The African Agricultural UnionEdit
The UN decided to clear out and take control of central Africa towards the end of the 21st century for humanitarian reasons. All the resulting unclaimed land was annexed by South Africa before the end of the decade. Seeing that the world's population was growing, and that humanity needed a place to grow its food, South Africa made their newfound territory arable, and started renting out parts of this land to other countries. Soon afterward, Nigeria and Egypt went to war with their neighboring countries to do the same thing, but with a little bit less success, due to the vast deserts that made up most of their territories.
The countries that pay rent on this land do most of the governing. The "landlord" countries only step in if the terms of a contract have been broken, which could be anything from not paying rent, to another country overstepping their boundaries.
Any military forces that aren't under the landlord country's command are banned, aside from basic infantry for border patrols.

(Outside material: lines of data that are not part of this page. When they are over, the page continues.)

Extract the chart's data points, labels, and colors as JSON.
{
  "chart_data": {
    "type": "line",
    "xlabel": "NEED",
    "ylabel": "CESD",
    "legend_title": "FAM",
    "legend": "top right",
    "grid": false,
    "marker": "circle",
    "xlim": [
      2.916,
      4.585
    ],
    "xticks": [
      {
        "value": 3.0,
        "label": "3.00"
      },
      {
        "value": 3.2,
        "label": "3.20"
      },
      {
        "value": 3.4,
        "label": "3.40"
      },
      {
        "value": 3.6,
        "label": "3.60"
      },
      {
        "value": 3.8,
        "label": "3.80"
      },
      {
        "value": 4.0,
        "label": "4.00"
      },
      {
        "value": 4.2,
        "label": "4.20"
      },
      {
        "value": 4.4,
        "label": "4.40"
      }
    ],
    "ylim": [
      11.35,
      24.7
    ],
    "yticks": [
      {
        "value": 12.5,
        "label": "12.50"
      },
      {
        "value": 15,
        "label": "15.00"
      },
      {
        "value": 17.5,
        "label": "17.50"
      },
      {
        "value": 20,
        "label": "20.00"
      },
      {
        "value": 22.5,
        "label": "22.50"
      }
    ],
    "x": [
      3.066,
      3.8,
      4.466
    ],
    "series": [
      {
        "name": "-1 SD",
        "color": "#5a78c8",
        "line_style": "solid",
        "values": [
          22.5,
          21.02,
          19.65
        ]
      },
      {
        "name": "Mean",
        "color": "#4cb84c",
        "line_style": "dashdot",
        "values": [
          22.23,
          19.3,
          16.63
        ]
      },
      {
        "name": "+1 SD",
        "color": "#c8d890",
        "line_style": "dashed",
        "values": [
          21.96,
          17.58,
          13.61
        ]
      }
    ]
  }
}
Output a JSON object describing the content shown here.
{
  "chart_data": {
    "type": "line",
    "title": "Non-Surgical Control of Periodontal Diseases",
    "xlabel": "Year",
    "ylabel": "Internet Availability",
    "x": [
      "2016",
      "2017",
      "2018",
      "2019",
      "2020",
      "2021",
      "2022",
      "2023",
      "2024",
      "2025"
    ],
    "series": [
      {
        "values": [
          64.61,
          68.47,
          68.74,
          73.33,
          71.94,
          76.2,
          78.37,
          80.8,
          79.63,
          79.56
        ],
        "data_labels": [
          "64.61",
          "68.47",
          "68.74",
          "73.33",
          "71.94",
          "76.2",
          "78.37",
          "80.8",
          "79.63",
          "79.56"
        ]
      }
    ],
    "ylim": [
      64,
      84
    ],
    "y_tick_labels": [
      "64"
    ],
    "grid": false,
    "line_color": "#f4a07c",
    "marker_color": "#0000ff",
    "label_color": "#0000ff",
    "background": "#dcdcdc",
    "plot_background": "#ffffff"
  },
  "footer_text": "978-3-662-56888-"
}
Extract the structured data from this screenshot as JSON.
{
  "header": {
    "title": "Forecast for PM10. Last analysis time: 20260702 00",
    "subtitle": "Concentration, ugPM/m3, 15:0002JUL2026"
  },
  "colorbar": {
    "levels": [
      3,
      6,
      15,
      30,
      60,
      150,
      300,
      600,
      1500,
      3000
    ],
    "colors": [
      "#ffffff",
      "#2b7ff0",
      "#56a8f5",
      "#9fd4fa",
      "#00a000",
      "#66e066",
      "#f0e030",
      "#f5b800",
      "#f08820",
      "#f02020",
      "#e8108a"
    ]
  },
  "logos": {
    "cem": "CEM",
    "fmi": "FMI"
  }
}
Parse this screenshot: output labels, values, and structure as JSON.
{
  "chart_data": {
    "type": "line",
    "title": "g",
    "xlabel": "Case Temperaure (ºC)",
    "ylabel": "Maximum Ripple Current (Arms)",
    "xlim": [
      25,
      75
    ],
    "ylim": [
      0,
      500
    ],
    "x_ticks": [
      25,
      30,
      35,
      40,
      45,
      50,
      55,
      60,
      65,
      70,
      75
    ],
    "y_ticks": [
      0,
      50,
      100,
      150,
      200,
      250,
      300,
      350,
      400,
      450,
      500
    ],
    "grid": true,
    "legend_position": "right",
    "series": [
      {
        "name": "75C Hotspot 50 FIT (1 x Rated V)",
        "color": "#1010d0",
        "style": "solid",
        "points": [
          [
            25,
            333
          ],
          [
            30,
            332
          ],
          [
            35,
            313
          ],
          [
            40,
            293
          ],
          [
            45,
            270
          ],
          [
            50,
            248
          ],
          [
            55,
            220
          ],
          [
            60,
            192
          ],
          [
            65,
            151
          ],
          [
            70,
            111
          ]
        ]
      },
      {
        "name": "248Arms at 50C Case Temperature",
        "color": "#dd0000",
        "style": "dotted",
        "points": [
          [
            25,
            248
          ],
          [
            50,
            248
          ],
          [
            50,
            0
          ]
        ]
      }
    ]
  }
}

But you're only in trouble if you get caught... The landlord countries' militant forces act as the main police forces within a rented land swath.
Citizens and SocietyEdit
Again, it varies depending on the country that is renting that particular stretch of land. Any portion of a landlord country's territory that isn't currently being rented out is being controlled by the landlord country directly. Although most of these places have been described as virturally lawless.
South Africa owns everything east and south of Gabon. Nigeria owns everything west and south of Tunisia, and Egypt owns the rest. Madagascar is "shared" by all three countries. Land rentals are usually divided up by time zones, and given out in ten-degree lateral increments, although exceptions have been made for "jagged" borders.